I know I’m one day behind promised publication of this dish, but I can assure you: it was worth the wait. 🙂
This potato salad is a classic around where we live and each and every family has a secret formula of ingredients and way of cooking – of course each claiming to be ‘THE’ real potato salad. So, here comes my ‘secret’ recipe. It is a mixure of the different kinds of potato salads eaten in hubby’s and my family, I just picked out the best parts and made my own. It’s not exactly a quick one but it’s eventually easy in the end and both kids and adults love it.
For a feeding of 8 you’ll need:
– 2,5 kg potatoes, cooked THEN peeled and sliced or diced
– 2-3 onions, peeled and finely diced (or chopped in the food processor)
– 400 g gherkins, diced. IMPORTANT: Keep the brew!! You’ll need it for the dressing
– 400 g cooked ham (or something similar) – buy in a piece and then also dice like the gherkins
– 200 g mayonnaise – buy the ‘real’ mayo, not fat-reduced etc. take a look at the ingredients, real good mayo should contain not much more than eggs and oil, at least there is a number of labels without gluten
– some vegetable oil
– 1 tbl. spoon butter
– 1 tbl. spoon gluten-free all purpose flour
You can cook (and even peel) the potatoes a day in advance if it fits your schedule, if not start preparation with the potatoes because they need to cool down to be easily peeled and sliced.

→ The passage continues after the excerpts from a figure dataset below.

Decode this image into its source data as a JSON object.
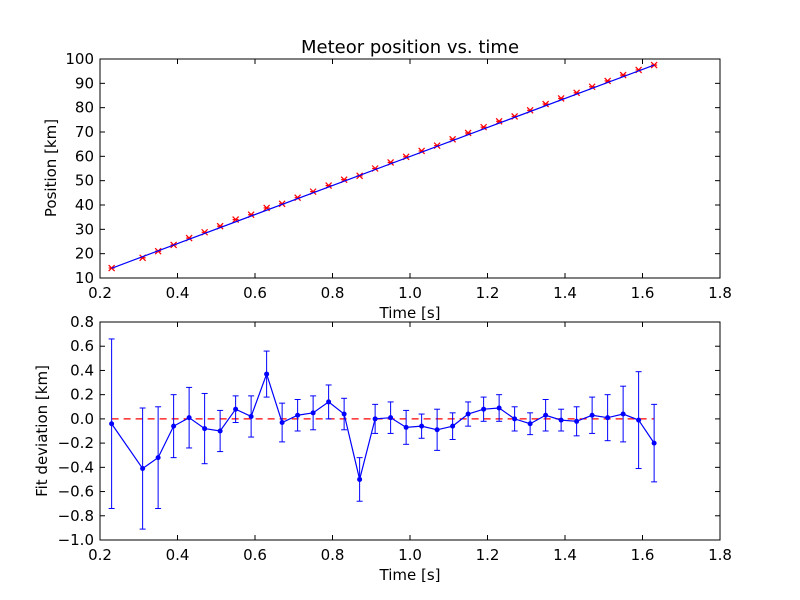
{
  "chart_data": [
    {
      "type": "line",
      "title": "Meteor position vs. time",
      "xlabel": "Time [s]",
      "ylabel": "Position [km]",
      "xlim": [
        0.2,
        1.8
      ],
      "ylim": [
        10,
        100
      ],
      "xticks": [
        "0.2",
        "0.4",
        "0.6",
        "0.8",
        "1.0",
        "1.2",
        "1.4",
        "1.6",
        "1.8"
      ],
      "yticks": [
        "10",
        "20",
        "30",
        "40",
        "50",
        "60",
        "70",
        "80",
        "90",
        "100"
      ],
      "grid": false,
      "series": [
        {
          "style": "markers",
          "color": "#ff0000",
          "x": [
            0.23,
            0.31,
            0.35,
            0.39,
            0.43,
            0.47,
            0.51,
            0.55,
            0.59,
            0.63,
            0.67,
            0.71,
            0.75,
            0.79,
            0.83,
            0.87,
            0.91,
            0.95,
            0.99,
            1.03,
            1.07,
            1.11,
            1.15,
            1.19,
            1.23,
            1.27,
            1.31,
            1.35,
            1.39,
            1.43,
            1.47,
            1.51,
            1.55,
            1.59,
            1.63
          ],
          "y": [
            14.1,
            18.3,
            21.0,
            23.6,
            26.4,
            28.8,
            31.3,
            34.0,
            36.0,
            38.8,
            40.5,
            43.0,
            45.5,
            48.0,
            50.4,
            52.0,
            55.0,
            57.5,
            59.8,
            62.2,
            64.4,
            67.0,
            69.6,
            72.0,
            74.4,
            76.4,
            78.9,
            81.5,
            83.8,
            86.1,
            88.6,
            91.0,
            93.4,
            95.5,
            97.5
          ]
        },
        {
          "style": "line",
          "color": "#0000ff",
          "x": [
            0.23,
            1.63
          ],
          "y": [
            14.0,
            97.5
          ]
        }
      ]
    },
    {
      "type": "line",
      "title": "",
      "xlabel": "Time [s]",
      "ylabel": "Fit deviation [km]",
      "xlim": [
        0.2,
        1.8
      ],
      "ylim": [
        -1.0,
        0.8
      ],
      "xticks": [
        "0.2",
        "0.4",
        "0.6",
        "0.8",
        "1.0",
        "1.2",
        "1.4",
        "1.6",
        "1.8"
      ],
      "yticks": [
        "−1.0",
        "−0.8",
        "−0.6",
        "−0.4",
        "−0.2",
        "0.0",
        "0.2",
        "0.4",
        "0.6",
        "0.8"
      ],
      "grid": false,
      "reference_line": {
        "y": 0,
        "color": "#ff0000",
        "dash": "dashed"
      },
      "series": [
        {
          "style": "line+markers+errorbars",
          "color": "#0000ff",
          "x": [
            0.23,
            0.31,
            0.35,
            0.39,
            0.43,
            0.47,
            0.51,
            0.55,
            0.59,
            0.63,
            0.67,
            0.71,
            0.75,
            0.79,
            0.83,
            0.87,
            0.91,
            0.95,
            0.99,
            1.03,
            1.07,
            1.11,
            1.15,
            1.19,
            1.23,
            1.27,
            1.31,
            1.35,
            1.39,
            1.43,
            1.47,
            1.51,
            1.55,
            1.59,
            1.63
          ],
          "y": [
            -0.04,
            -0.41,
            -0.32,
            -0.06,
            0.01,
            -0.08,
            -0.1,
            0.08,
            0.02,
            0.37,
            -0.03,
            0.03,
            0.05,
            0.14,
            0.04,
            -0.5,
            0.0,
            0.01,
            -0.07,
            -0.06,
            -0.09,
            -0.06,
            0.04,
            0.08,
            0.09,
            0.0,
            -0.04,
            0.03,
            -0.01,
            -0.02,
            0.03,
            0.01,
            0.04,
            -0.01,
            -0.2
          ],
          "err": [
            0.7,
            0.5,
            0.42,
            0.26,
            0.25,
            0.29,
            0.17,
            0.11,
            0.17,
            0.19,
            0.16,
            0.13,
            0.14,
            0.14,
            0.13,
            0.18,
            0.12,
            0.13,
            0.14,
            0.1,
            0.17,
            0.11,
            0.1,
            0.1,
            0.11,
            0.1,
            0.09,
            0.13,
            0.09,
            0.12,
            0.15,
            0.19,
            0.23,
            0.4,
            0.32
          ]
        }
      ]
    }
  ]
}
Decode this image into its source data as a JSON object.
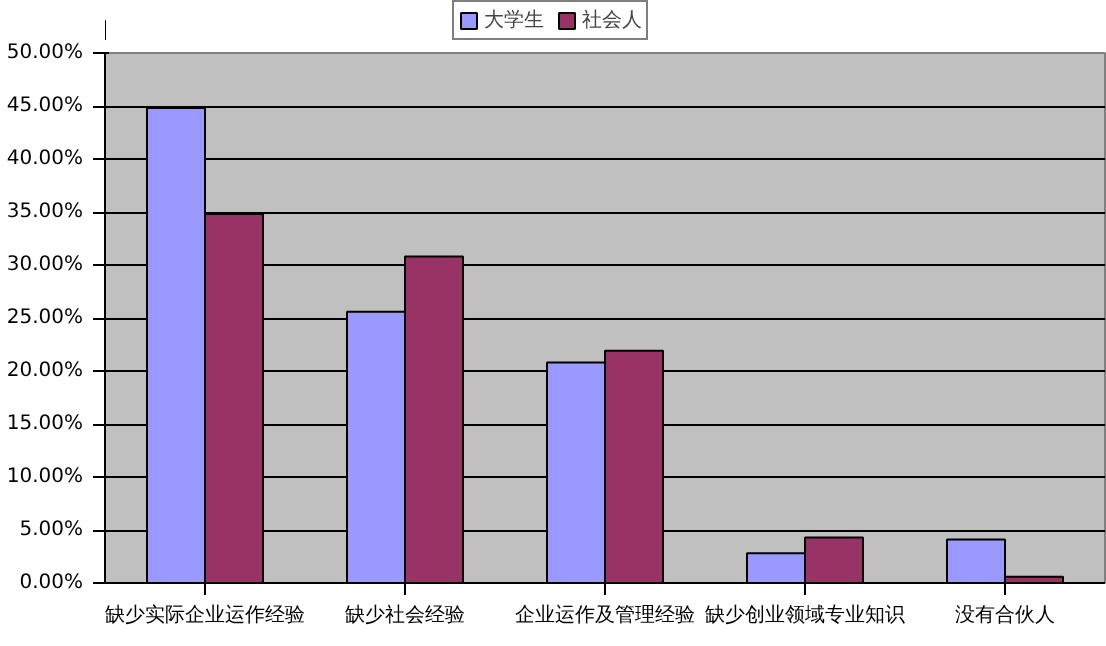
{
  "chart_data": {
    "type": "bar",
    "categories": [
      "缺少实际企业运作经验",
      "缺少社会经验",
      "企业运作及管理经验",
      "缺少创业领域专业知识",
      "没有合伙人"
    ],
    "series": [
      {
        "name": "大学生",
        "color": "#9999ff",
        "values": [
          44.8,
          25.6,
          20.8,
          2.8,
          4.1
        ]
      },
      {
        "name": "社会人",
        "color": "#993366",
        "values": [
          34.8,
          30.8,
          21.9,
          4.3,
          0.6
        ]
      }
    ],
    "ylim": [
      0,
      50
    ],
    "yticks": [
      {
        "value": 0,
        "label": "0.00%"
      },
      {
        "value": 5,
        "label": "5.00%"
      },
      {
        "value": 10,
        "label": "10.00%"
      },
      {
        "value": 15,
        "label": "15.00%"
      },
      {
        "value": 20,
        "label": "20.00%"
      },
      {
        "value": 25,
        "label": "25.00%"
      },
      {
        "value": 30,
        "label": "30.00%"
      },
      {
        "value": 35,
        "label": "35.00%"
      },
      {
        "value": 40,
        "label": "40.00%"
      },
      {
        "value": 45,
        "label": "45.00%"
      },
      {
        "value": 50,
        "label": "50.00%"
      }
    ],
    "grid": "y",
    "legend": "top"
  }
}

Heat oil and diced onions in a small pot on medium heat until the onions become glassy, then fill into a small bowl or plate. In the same pot now heat the butter until liquid, add the flour and stir well until combined. Fill roux up with the brew saved from the gherkins, stir constantly until thickened. Then turn off from the heat. This is the basis of the salad’s dressing. Now add all other ingredients: diced gherkins, diced ham, onions and mayonnaise. Season generously with salt and pepper as the potatoes will soak up a lot of salt. Stir well until it’s a consistent mass. Slice the potatoes into a big bowl or pot and add the dressing. Stir well but carefully in order not to break (or mash 😉 ) the potatoes. Cover and set aside for at least 5 hours in a cool place, best would be over night.
Preparation will take about an hour or 1.5 hours, but it’s really worth it. You can have this salad all by itself or serve with chicken, steak or frankfurter. Voilà!